The process of importing gas for firing the stranded power plants has been initiated. Though this electricity is not cheap, you have put a cap on tariff. Is it workable?

We have 10 million standard cubic metres a day of imported gas available, which we can get for these power plants. Taking this as the base, through a reverse bidding process, we have been able to determine at what value and the highest plant load factor, the bidders (basically, the plants) can provide the cheapest power.

Our focus is to give power at affordable prices. Gas prices have shot up globally in the last few years, making such plants unviable. Through this process – shared effort of various stakeholders across the gas chain and the power plants – we have been able to reduce tariffs to as low as ₹4.7 a unit for stranded plants and for the partially stranded plants for less than ₹3.5 a unit.

How has the government arrived at 5.05 billion units generation capacity for June-September period alone from such gas-based plants?

We are not expecting the plants to work at 35 per cent capacity daily. Their annual capacity is 35 per cent. For example, during monsoon, we might not run these plants at all. It is only during the peak deficit that we will use it. So, they will run at 100 per cent may be for four months, which will be equivalent to 35 per cent over the year.

A concern among gas-based power producers is that the bailout package is for the short term – for two years. Any plans for long term?

We will obviously look at long-term solutions. This government is smart enough to look at the future. I am not being boastful, just pragmatic. But, the fact is we do not know what will happen in the long run in terms of the domestic gas output. We expect that by the third year, domestic gas output will increase. Therefore, the package is for the first two years. Also, we wanted to see how this works out – its success, response of the parties, and whether we are able to keep tariffs affordable. If this works, then, possibly we may not need to give any government support.

We are also working out on how crucial their role is in meeting the peak power deficit. We are also looking at how interest rates work, whether the cost of debt (for these plants) comes down and whether it brings down their operating costs.

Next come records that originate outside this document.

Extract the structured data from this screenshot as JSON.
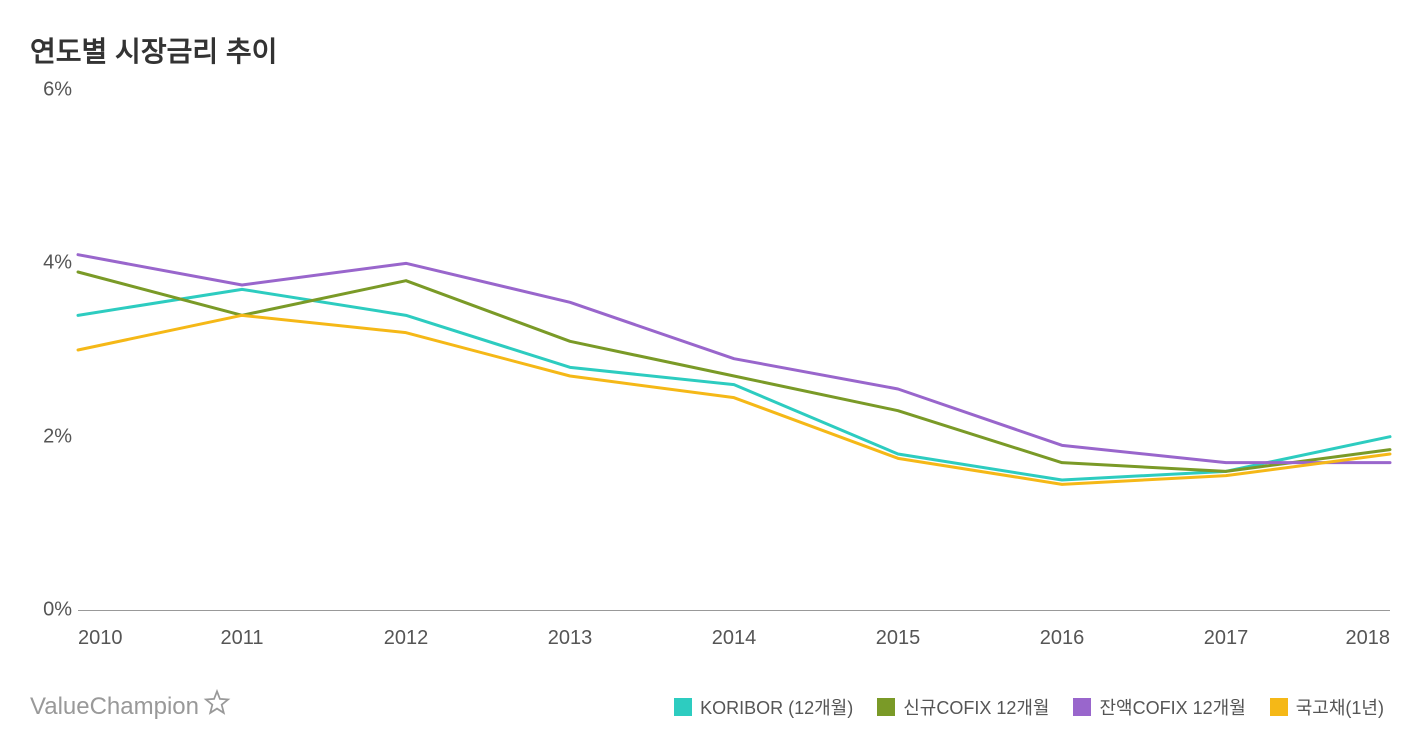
{
  "title": "연도별 시장금리 추이",
  "title_fontsize": 28,
  "brand": "ValueChampion",
  "chart": {
    "type": "line",
    "background_color": "#ffffff",
    "baseline_color": "#999999",
    "text_color": "#555555",
    "axis_fontsize": 20,
    "legend_fontsize": 18,
    "brand_fontsize": 24,
    "line_width": 3,
    "xlim": [
      2010,
      2018
    ],
    "x_ticks": [
      2010,
      2011,
      2012,
      2013,
      2014,
      2015,
      2016,
      2017,
      2018
    ],
    "ylim": [
      0,
      6
    ],
    "y_ticks": [
      0,
      2,
      4,
      6
    ],
    "y_tick_format": "%",
    "series": [
      {
        "name": "KORIBOR (12개월)",
        "color": "#2dccc0",
        "x": [
          2010,
          2011,
          2012,
          2013,
          2014,
          2015,
          2016,
          2017,
          2018
        ],
        "y": [
          3.4,
          3.7,
          3.4,
          2.8,
          2.6,
          1.8,
          1.5,
          1.6,
          2.0
        ]
      },
      {
        "name": "신규COFIX 12개월",
        "color": "#7a9a27",
        "x": [
          2010,
          2011,
          2012,
          2013,
          2014,
          2015,
          2016,
          2017,
          2018
        ],
        "y": [
          3.9,
          3.4,
          3.8,
          3.1,
          2.7,
          2.3,
          1.7,
          1.6,
          1.85
        ]
      },
      {
        "name": "잔액COFIX 12개월",
        "color": "#9966cc",
        "x": [
          2010,
          2011,
          2012,
          2013,
          2014,
          2015,
          2016,
          2017,
          2018
        ],
        "y": [
          4.1,
          3.75,
          4.0,
          3.55,
          2.9,
          2.55,
          1.9,
          1.7,
          1.7
        ]
      },
      {
        "name": "국고채(1년)",
        "color": "#f5b817",
        "x": [
          2010,
          2011,
          2012,
          2013,
          2014,
          2015,
          2016,
          2017,
          2018
        ],
        "y": [
          3.0,
          3.4,
          3.2,
          2.7,
          2.45,
          1.75,
          1.45,
          1.55,
          1.8
        ]
      }
    ]
  }
}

When is the next round of coal auctions? Are there any corrective measures to be taken from the first round?

Our work is a continuous process. I am delighted at the enormous success of the recently concluded coal auction. There were no errors. The bids were competitive.

There were a couple of instances where the general sense was that if you map out a variety of bids of similar mines, there were some outliers. On these, we took corrective action. This was also to show to the world that this is a government that keeps a watchful eye…

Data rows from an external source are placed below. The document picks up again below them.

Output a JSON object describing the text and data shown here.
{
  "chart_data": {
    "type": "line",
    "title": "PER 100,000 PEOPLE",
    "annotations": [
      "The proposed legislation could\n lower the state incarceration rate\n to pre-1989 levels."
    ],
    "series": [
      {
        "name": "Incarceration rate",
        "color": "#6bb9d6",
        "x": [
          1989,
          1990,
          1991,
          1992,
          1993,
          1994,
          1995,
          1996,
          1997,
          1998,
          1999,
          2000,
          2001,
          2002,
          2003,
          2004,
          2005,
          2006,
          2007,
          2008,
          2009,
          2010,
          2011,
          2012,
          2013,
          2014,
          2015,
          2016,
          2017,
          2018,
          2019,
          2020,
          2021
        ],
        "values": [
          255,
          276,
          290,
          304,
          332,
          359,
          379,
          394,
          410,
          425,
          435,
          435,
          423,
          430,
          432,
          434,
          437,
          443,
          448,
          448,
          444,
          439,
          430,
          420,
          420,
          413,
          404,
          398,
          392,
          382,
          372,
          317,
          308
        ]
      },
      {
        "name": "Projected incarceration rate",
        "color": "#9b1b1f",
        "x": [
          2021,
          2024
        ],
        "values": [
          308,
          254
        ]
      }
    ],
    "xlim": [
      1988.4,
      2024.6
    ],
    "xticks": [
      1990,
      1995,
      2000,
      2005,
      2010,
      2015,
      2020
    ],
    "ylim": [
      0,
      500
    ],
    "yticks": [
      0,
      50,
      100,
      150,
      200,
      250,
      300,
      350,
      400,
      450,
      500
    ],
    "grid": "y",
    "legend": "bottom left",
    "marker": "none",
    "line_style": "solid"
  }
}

But, there is always scope for improvement. We don’t believe in an ostrich-like approach.

What is the status of giving surplus land of coal mines back to the States and using them for renewable energy?

There is tremendous potential for this surplus land to be put for two uses. Recent reviews have revealed that there is great potential in these mines even after their production life. We can use them like water ponds or small water bodies to provide drinking water or through a certain amount of processing provide it for irrigation. Wherever that is not possible, we are exploring ways to generate electricity through renewable energy.

What about the Ultra Mega Power Projects?

Well, some of the UMPPs have been stuck over the years. We are working on a two-pronged approach.

We have the Pratyush Sinha committee to suggest improvements in our UMPP bidding mechanism. Simultaneously, we are also looking at bringing out five UMPP projects in the plug-and-play mode where we are trying to see if we can replace some of the old plants which run out of their useful life, but have land in abundance.

For example, an old 500-MW plant will have 2,000 acres which can sustain a 4,000 MW UMPP. In any case we had a policy to replace coal-based plants that are more than 25 years old. Now, we are adding a new dimension where we provide a coal block to such plants that already have land, water, environment clearances, and also bring the State government or the previous owner on board as an equity partner for the value of their land to bid in a plug-and-play mode.